Somewhere during the day, he’d slipped off to see the town barber and get his hair cut. When I looked at him in profile, I could still see his face looking like it did in photographs from twenty-five years earlier, when his hair and mustache were dark brown. He’d been leaner then, but just as serious. I remembered the proud expression on his face in the first picture Monica had taken when he held me as a baby. It was a long time before I understood what it meant to him to find me on his doorstep in that year of all years. He’d lost his father to Alzheimer’s four months earlier. His mother to the same damn disease five months before that. Enter Shelby Lake into his life. He used to say that I’d saved him as much as he saved me.

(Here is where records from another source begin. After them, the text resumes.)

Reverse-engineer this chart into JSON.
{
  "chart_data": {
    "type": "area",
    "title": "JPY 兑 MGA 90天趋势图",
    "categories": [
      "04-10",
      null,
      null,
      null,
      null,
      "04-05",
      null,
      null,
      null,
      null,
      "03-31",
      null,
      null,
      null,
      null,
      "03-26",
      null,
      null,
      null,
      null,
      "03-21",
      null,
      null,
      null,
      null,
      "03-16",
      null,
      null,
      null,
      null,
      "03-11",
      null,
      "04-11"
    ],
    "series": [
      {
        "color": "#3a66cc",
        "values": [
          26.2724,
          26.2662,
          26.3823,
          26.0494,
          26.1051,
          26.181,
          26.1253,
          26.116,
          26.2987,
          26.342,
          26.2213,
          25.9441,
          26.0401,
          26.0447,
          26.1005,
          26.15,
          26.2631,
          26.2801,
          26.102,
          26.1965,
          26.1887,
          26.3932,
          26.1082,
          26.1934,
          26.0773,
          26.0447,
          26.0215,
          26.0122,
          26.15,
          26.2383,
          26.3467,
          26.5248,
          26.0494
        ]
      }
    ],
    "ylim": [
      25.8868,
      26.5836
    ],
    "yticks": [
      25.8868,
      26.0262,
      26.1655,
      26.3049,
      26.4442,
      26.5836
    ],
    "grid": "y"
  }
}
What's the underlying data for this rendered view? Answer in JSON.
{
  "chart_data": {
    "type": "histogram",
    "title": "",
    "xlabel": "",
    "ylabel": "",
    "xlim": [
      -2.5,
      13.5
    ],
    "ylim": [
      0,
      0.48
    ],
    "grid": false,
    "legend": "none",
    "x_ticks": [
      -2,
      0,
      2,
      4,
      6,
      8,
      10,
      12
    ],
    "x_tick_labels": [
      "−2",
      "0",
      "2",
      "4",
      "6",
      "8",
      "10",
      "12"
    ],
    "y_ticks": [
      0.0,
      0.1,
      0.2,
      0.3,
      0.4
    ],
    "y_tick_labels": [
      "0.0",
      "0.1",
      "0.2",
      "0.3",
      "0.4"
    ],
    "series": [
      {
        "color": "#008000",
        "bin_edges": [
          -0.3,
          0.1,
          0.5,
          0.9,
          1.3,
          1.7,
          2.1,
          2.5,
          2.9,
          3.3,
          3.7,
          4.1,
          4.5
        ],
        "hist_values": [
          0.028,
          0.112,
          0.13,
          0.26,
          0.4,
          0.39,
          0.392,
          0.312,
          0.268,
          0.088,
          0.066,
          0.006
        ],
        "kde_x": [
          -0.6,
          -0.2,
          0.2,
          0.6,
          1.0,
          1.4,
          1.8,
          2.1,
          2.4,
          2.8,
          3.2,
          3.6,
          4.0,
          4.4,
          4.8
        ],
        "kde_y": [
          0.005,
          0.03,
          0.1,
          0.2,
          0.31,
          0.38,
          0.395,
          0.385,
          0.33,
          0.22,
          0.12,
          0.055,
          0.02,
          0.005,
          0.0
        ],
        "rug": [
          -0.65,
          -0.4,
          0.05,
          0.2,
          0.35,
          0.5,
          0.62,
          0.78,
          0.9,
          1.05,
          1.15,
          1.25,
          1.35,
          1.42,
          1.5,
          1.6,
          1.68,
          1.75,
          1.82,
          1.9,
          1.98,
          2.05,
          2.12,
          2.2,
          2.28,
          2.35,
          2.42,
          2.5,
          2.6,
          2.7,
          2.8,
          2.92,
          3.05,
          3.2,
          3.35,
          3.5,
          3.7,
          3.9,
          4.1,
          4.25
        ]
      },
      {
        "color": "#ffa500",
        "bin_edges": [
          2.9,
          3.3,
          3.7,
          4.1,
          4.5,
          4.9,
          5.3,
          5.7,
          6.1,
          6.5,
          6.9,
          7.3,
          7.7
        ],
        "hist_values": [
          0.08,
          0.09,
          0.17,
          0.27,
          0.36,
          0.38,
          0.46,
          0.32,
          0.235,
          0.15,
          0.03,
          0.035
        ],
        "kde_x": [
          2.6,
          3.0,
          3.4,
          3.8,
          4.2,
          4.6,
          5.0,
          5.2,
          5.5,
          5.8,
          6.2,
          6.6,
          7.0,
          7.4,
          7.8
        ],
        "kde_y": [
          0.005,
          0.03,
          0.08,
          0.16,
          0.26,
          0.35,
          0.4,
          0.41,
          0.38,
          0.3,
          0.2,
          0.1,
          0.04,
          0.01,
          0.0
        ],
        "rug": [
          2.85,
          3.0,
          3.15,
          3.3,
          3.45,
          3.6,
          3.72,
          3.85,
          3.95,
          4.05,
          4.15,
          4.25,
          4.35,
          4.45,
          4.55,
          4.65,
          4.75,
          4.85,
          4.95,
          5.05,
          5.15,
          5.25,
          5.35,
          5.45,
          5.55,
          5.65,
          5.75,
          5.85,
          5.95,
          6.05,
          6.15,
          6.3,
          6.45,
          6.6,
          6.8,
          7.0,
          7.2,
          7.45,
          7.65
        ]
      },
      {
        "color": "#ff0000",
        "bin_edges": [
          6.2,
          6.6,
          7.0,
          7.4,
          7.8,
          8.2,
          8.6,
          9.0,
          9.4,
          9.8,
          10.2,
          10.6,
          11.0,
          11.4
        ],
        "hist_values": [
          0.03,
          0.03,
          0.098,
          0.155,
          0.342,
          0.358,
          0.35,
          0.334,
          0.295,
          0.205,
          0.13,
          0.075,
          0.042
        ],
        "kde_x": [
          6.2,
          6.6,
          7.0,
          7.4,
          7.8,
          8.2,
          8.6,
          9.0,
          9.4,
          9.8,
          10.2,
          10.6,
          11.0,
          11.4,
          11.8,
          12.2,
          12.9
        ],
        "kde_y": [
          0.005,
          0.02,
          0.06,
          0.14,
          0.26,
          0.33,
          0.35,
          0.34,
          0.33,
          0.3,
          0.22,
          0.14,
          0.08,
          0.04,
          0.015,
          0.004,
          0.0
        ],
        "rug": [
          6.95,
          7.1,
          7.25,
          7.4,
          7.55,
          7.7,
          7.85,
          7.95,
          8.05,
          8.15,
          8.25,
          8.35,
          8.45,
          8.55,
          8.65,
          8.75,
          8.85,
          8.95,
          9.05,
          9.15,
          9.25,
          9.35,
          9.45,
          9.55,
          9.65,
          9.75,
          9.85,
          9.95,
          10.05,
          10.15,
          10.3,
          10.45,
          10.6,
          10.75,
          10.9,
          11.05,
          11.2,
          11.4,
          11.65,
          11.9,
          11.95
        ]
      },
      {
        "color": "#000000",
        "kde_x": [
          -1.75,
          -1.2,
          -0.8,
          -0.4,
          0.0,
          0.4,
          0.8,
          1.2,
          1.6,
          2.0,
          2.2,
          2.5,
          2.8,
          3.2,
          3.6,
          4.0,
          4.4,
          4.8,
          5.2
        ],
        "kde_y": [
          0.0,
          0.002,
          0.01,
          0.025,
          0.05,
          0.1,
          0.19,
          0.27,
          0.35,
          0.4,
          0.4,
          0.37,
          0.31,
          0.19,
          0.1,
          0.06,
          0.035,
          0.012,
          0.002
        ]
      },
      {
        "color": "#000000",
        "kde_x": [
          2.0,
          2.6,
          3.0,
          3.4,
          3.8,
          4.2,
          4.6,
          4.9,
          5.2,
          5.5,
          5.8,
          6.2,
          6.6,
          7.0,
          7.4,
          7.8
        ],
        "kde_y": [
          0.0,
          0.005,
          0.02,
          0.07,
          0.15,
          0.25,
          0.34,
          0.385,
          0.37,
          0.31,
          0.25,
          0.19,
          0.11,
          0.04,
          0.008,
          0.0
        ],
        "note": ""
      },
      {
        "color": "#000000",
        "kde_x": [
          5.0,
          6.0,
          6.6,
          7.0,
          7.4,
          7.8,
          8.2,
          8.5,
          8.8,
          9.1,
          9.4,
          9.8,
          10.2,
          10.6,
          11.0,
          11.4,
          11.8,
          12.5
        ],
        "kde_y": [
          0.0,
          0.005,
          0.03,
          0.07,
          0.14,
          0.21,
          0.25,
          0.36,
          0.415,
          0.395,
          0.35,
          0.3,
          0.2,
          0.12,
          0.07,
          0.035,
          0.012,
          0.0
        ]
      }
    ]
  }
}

“I have to ask you something, Shelby.”
“Sure, Dad. What?”
“I don’t want you to panic when you hear it.”
“What is it?”
His hand trembled a little with nervousness. “What’s the name of the boy who disappeared?”
I stared at him. “Dad, I... I don’t—”
“Just his name, Shelby. Please.”
“It’s Jeremiah, Dad. Jeremiah Sloan.”
He nodded as if it were one of the answers in his crossword puzzle that had eluded him. “Of course, it is. Thank you. I was able to remember everything else about the past two days, but not that. Weird, isn’t it? It was just gone. Like a chip of paint falling off the wall. This has been a bad day. I know it’ll go up and down, but this was a bad day.”
Dad was being clinical about it to protect me. I knew he would never show me the depth of his frustration, but it was there. I looked away so he wouldn’t spot the sadness on my face, but I could never fool him.
“You don’t have to pretend, Shelby. We’ll just take it as it comes.”
“I know.”
“It can move fast, or it can move slow. And there are new drugs now. Hopefully, we’ll hardly notice it for a while.”
“I know,” I said again, choking on the words.
Funny how I could feel myself getting older at that moment. The teenage girl, the volleyball player, was slipping away from me into the distant past and leaving me alone. It was as if Jeremiah had taken what was left of that side of me with him when he disappeared.
“Trina’s sick again,” I added, not knowing why I felt the need to tell him that when he had his own troubles. “She told me about it last night.”
“I’m so sorry.”
“I don’t want her to be alone going through this again. I’m just worried she won’t open up and let me in. Or anyone else. Not Karl. Not Anna.”
“Some people can’t do that.”
“I know. That’s not who she is.”
“All you can do is be there for her. She has to decide for herself what she needs.”
“I know,” I said again.
Sitting there, I felt a wave of anger at the world. It’s that helpless frustration we feel when fate deals a blow to someone we love, and there’s no one we can blame and no one we can scream at.
“Do you want to bring out your guitar?” Dad asked, trying to pull me out of the hole I was in.